这些年,牛国栋一有空闲就扛起相机,步量济南的大街小巷,用镜头和文字把记忆中的故事记录下来。他表示,“老街老巷是一个城市的积累,每条街巷都有很多的故事。”
正是如此,牛国栋自嘲自己成了“胡同串子”。从泉城路到宝华街,从卫巷到官扎营,听说哪里要拆迁,他就拍到哪里,一边拍,一边听老人讲述老街故事。“济南进入快速发展的时期,许多老街老巷、历史建筑先后消失了,我心中的困惑也越来越强烈。”
牛国栋说,虽然自己不从事城市建筑和文化保护工作,但是作为一名热爱着济南的市民,感觉有责任有义务把这些东西留存下来。“于是,我就用相机和文字把它们记录下来并传承给后人,这成了我的一种习惯和自觉的行为。”
在新作中,牛国栋将自己的亲历、专访、感悟、史料与原创摄影结合起来,从而使一座逝去的老城从纸面上呼之欲出。“济南作为一座数千年的老城,我们每个人都在这儿受到他的滋润和颐养,这个城市发展可能有不尽人意的地方,但我要通过这些文字和影像,还原这座老城优美的地方,把我们的乡愁和城市的记忆传承下去。”牛国栋说。
城市发展与文化保护
并不矛盾
“济南一直在行走。从数千年前的某一天出发,向着今天一步步走来,也要面向未来继续前行。”在《济水之南》的后记中,牛国栋这样写道。

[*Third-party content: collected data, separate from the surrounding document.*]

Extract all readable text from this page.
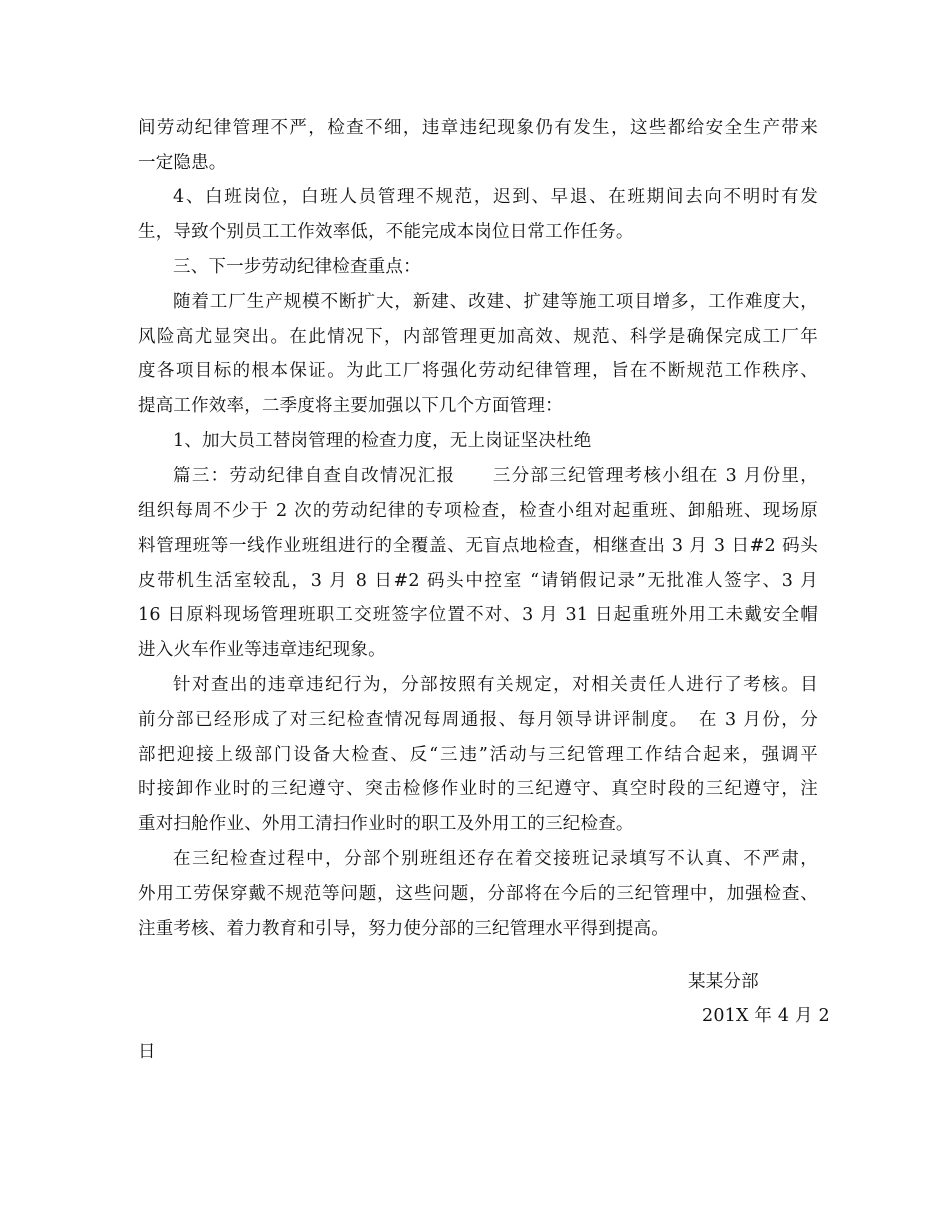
间劳动纪律管理不严，检查不细，违章违纪现象仍有发生，这些都给安全生产带来
一定隐患。
4、白班岗位，白班人员管理不规范，迟到、早退、在班期间去向不明时有发
生，导致个别员工工作效率低，不能完成本岗位日常工作任务。
三、下一步劳动纪律检查重点：
随着工厂生产规模不断扩大，新建、改建、扩建等施工项目增多，工作难度大，
风险高尤显突出。在此情况下，内部管理更加高效、规范、科学是确保完成工厂年
度各项目标的根本保证。为此工厂将强化劳动纪律管理，旨在不断规范工作秩序、
提高工作效率，二季度将主要加强以下几个方面管理：
1、加大员工替岗管理的检查力度，无上岗证坚决杜绝
篇三：劳动纪律自查自改情况汇报　　三分部三纪管理考核小组在 3 月份里，
组织每周不少于 2 次的劳动纪律的专项检查，检查小组对起重班、卸船班、现场原
料管理班等一线作业班组进行的全覆盖、无盲点地检查，相继查出 3 月 3 日#2 码头
皮带机生活室较乱，3 月 8 日#2 码头中控室 “请销假记录”无批准人签字、3 月
16 日原料现场管理班职工交班签字位置不对、3 月 31 日起重班外用工未戴安全帽
进入火车作业等违章违纪现象。
针对查出的违章违纪行为，分部按照有关规定，对相关责任人进行了考核。目
前分部已经形成了对三纪检查情况每周通报、每月领导讲评制度。　在 3 月份，分
部把迎接上级部门设备大检查、反“三违”活动与三纪管理工作结合起来，强调平
时接卸作业时的三纪遵守、突击检修作业时的三纪遵守、真空时段的三纪遵守，注
重对扫舱作业、外用工清扫作业时的职工及外用工的三纪检查。
在三纪检查过程中，分部个别班组还存在着交接班记录填写不认真、不严肃，
外用工劳保穿戴不规范等问题，这些问题，分部将在今后的三纪管理中，加强检查、
注重考核、着力教育和引导，努力使分部的三纪管理水平得到提高。
某某分部
201X 年 4 月 2
日
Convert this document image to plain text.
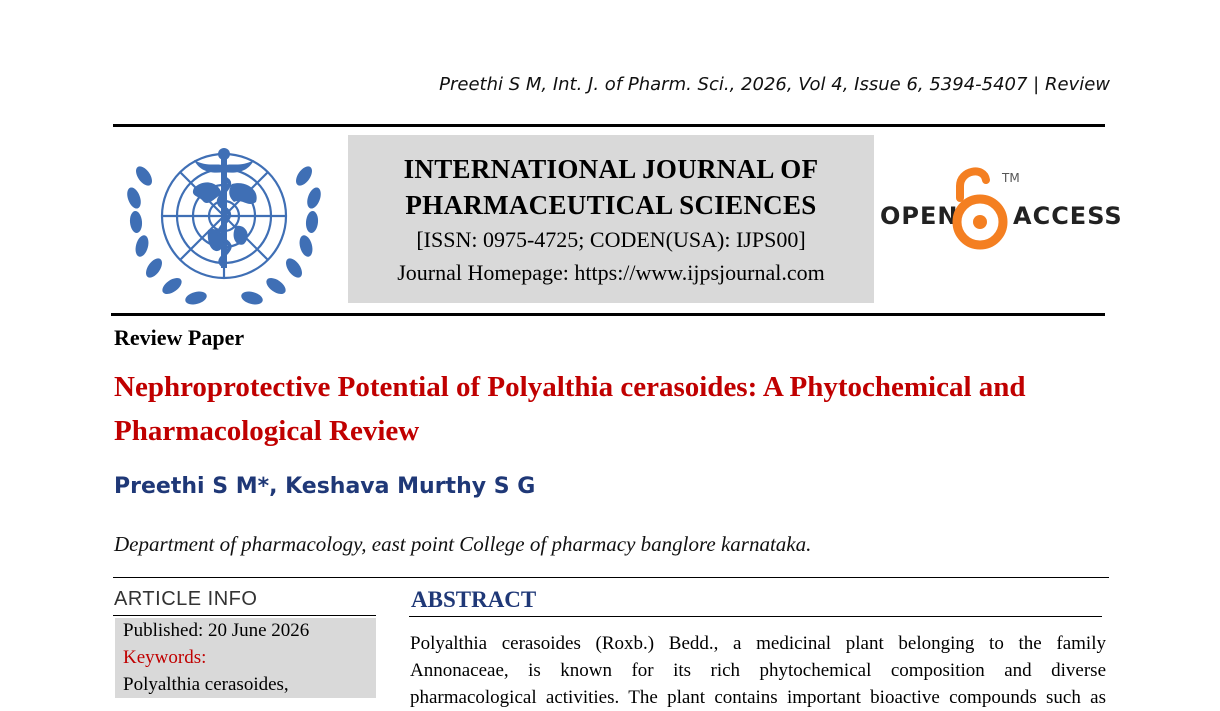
Preethi S M, Int. J. of Pharm. Sci., 2026, Vol 4, Issue 6, 5394-5407 | Review
INTERNATIONAL JOURNAL OF
PHARMACEUTICAL SCIENCES
[ISSN: 0975-4725; CODEN(USA): IJPS00]
Journal Homepage: https://www.ijpsjournal.com
OPEN
TM
ACCESS
Review Paper
Nephroprotective Potential of Polyalthia cerasoides: A Phytochemical and Pharmacological Review
Preethi S M*, Keshava Murthy S G
Department of pharmacology, east point College of pharmacy banglore karnataka.
ARTICLE INFO
Published: 20 June 2026
Keywords:
Polyalthia cerasoides,
ABSTRACT
Polyalthia cerasoides (Roxb.) Bedd., a medicinal plant belonging to the family
Annonaceae, is known for its rich phytochemical composition and diverse
pharmacological activities. The plant contains important bioactive compounds such as
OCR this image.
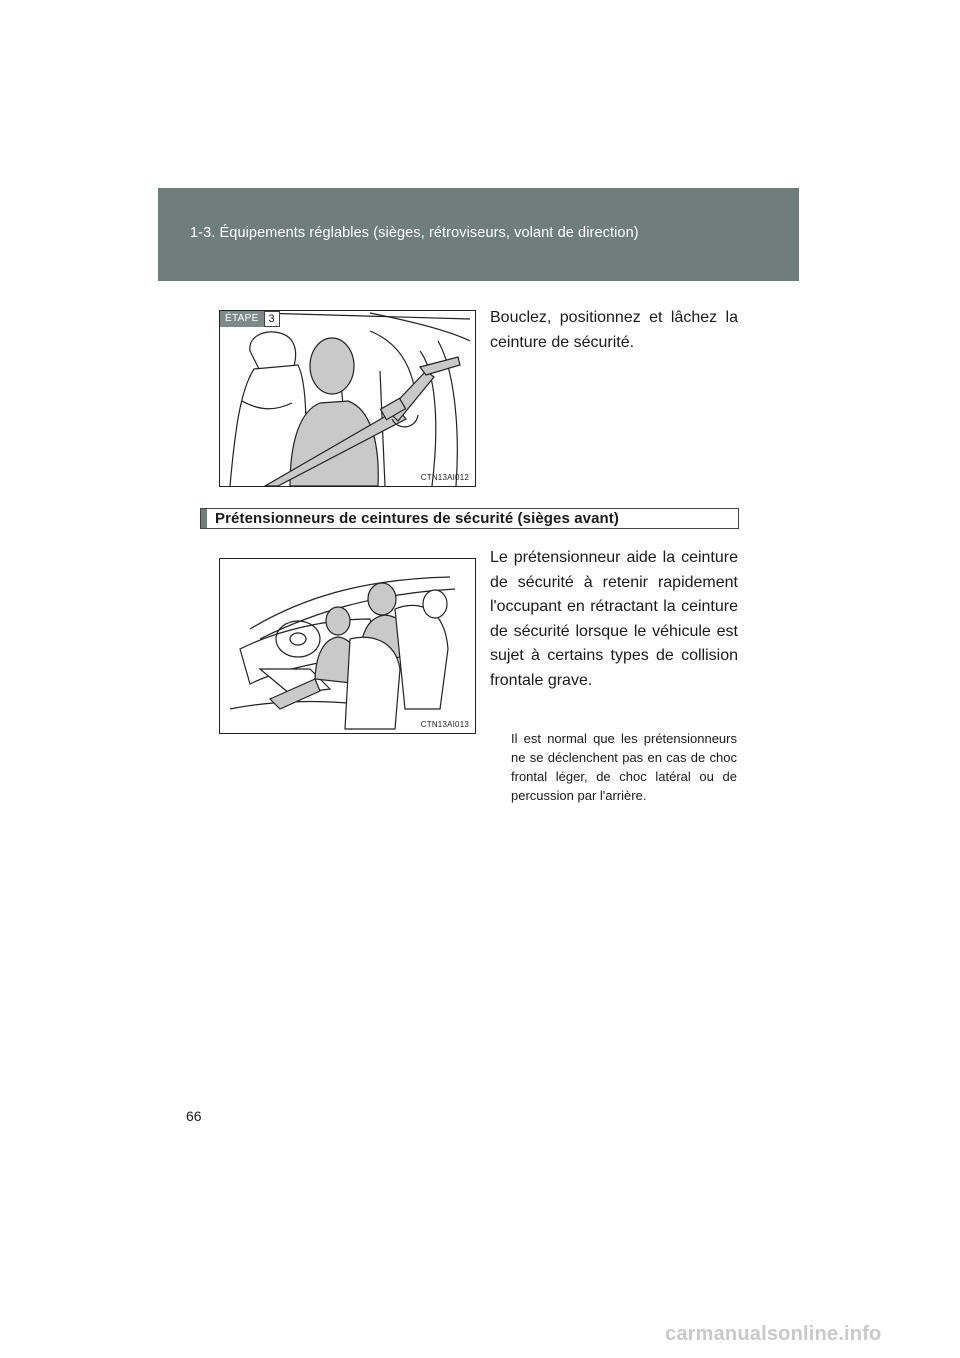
1-3. Équipements réglables (sièges, rétroviseurs, volant de direction)
ÉTAPE 3
CTN13AI012
Bouclez, positionnez et lâchez la ceinture de sécurité.
Prétensionneurs de ceintures de sécurité (sièges avant)
CTN13AI013
Le prétensionneur aide la ceinture de sécurité à retenir rapidement l'occupant en rétractant la ceinture de sécurité lorsque le véhicule est sujet à certains types de collision frontale grave.
Il est normal que les prétensionneurs ne se déclenchent pas en cas de choc frontal léger, de choc latéral ou de percussion par l'arrière.
66
carmanualsonline.info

跟着城市发展的步伐,牛国栋的脚步也没有停止。“我敲开一扇扇黑漆大门,去寻找和记录街巷内、四合院中和小洋楼里的历史证人。”牛国栋表示,自己采访的有时代居住在老街的“坐地户”,有老字号的传人,还有济南名门的后裔。
“在最多的一天,我曾经从泉城路一直走到宝华街,也就是现在的槐荫区。”牛国栋回忆说,“过去,很多人都说九华楼在县西巷,但谁也不知道是哪一座楼。于是,看到像样的房子,我就推门进去看,忽然看到一座楼的两个窗户像两只眼睛、大门像一张大嘴巴,走出来的盛先生说‘这就是九华楼’,名菜‘九转大肠’的诞生地……”
但是,牛国栋感到惋惜的是,一大批老街巷消亡了,一些老字号异地重建。“经济发展、城市发展不应该跟传统文化产生矛盾,这个矛盾有时候是人为的。”牛国栋呼吁说,“由于我们在拆除和保护时,大而化之地框定了一个范围,容易造成谁有钱谁说了算,这时候政府就应该站出来,把保护工作做得更好更完美,这也是城市管理者应该做到的。”
牛国栋感慨说,“这就像家里有很多古董,但非要把古董扔掉、砸掉后,再去买新家具装修吗?现在,大家已经越来越多地看到这些问题了。”